Equitable training and supportive supervision were critical across all settings. Multilingual contexts, such as Ethiopia, required adaptation of training materials and assessments to local languages, while in Peru, consistent supervision reinforced adherence to updated malaria protocols. In PNG and Indonesia, community health workers needed structural and financial support to sustain patient follow-up in high-burden and geographically challenging areas.
Supply chain and infrastructure challenges were evident, particularly in Ethiopia and PNG/Indonesia. Frequent stockouts of medicines and diagnostics, temperature-sensitive storage requirements, and alignment of commodity timelines were key constraints. Recommendations emphasized trend-informed supply planning, coordination with procurement teams, and robust distribution pathways to ensure uninterrupted service delivery.
Governance and health system engagement were essential for successful implementation. Coordinated efforts across facility, district, and national levels facilitated streamlined patient flow, adherence to treatment, and integration of revised protocols. Patient counselling, alignment with private providers, and structured active case detection campaigns supported effective implementation and strengthened community trust.
Patient engagement strategies highlighted the importance of culturally appropriate education, visual aids, and community participation. In Peru, simple incentives improved adherence among vulnerable groups, while in PNG and Indonesia, clear counselling and visual tools enhanced understanding of G6PD testing and primaquine treatment. In Vietnam, engagement of village leaders and health volunteers supported follow-up, trust, and equitable access, particularly in hard-to-reach populations.

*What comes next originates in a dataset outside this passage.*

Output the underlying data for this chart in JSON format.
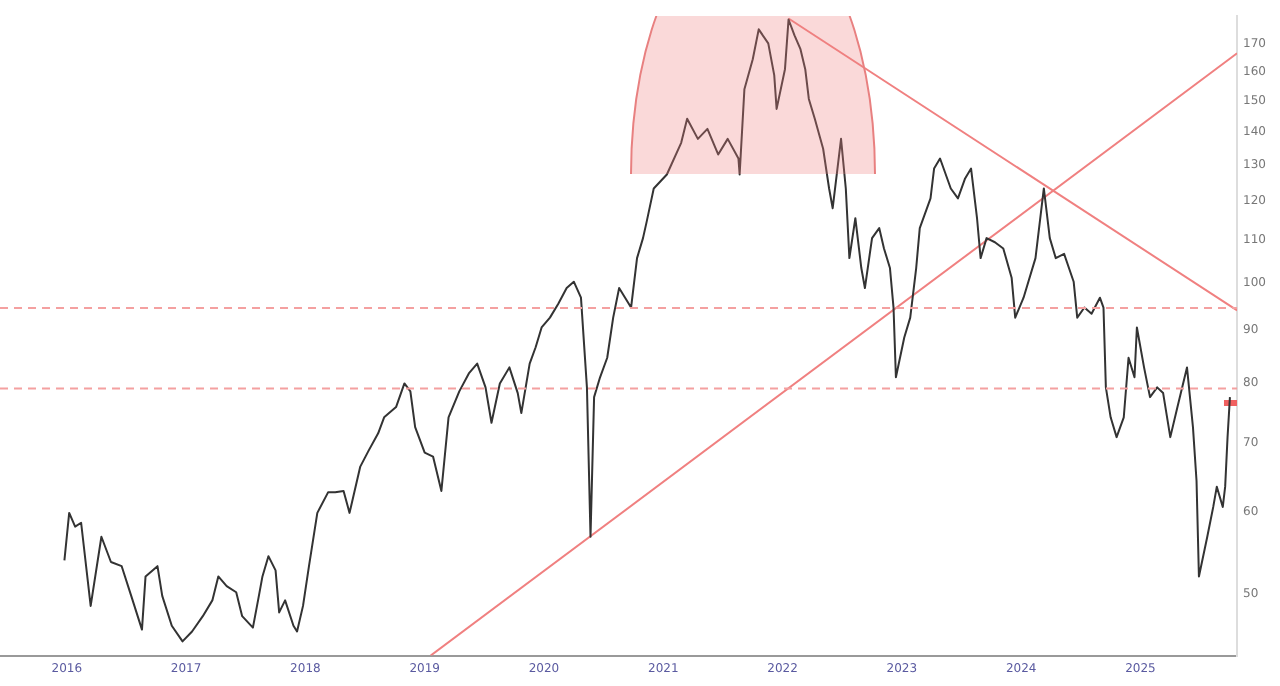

Cross-cutting enablers included empowering local leaders and implementation champions to maintain motivation and ownership. Non-monetary incentives, supportive supervision, and digital communication tools were effective in sustaining engagement. Strong national and subnational leadership in PNG and Indonesia facilitated operational backing, community mobilization, and multi-level coordination.
Overall, the PAVE feasibility studies demonstrated that introducing G6PD testing and radical cure regimens requires sustained workforce capacity, context-adapted training, resilient supply chains, robust governance, and active patient and community engagement. Successful adoption beyond pilot settings depends on tailoring interventions to local epidemiology, health system structures, and disease burden, ensuring safe, effective, and equitable malaria elimination strategies.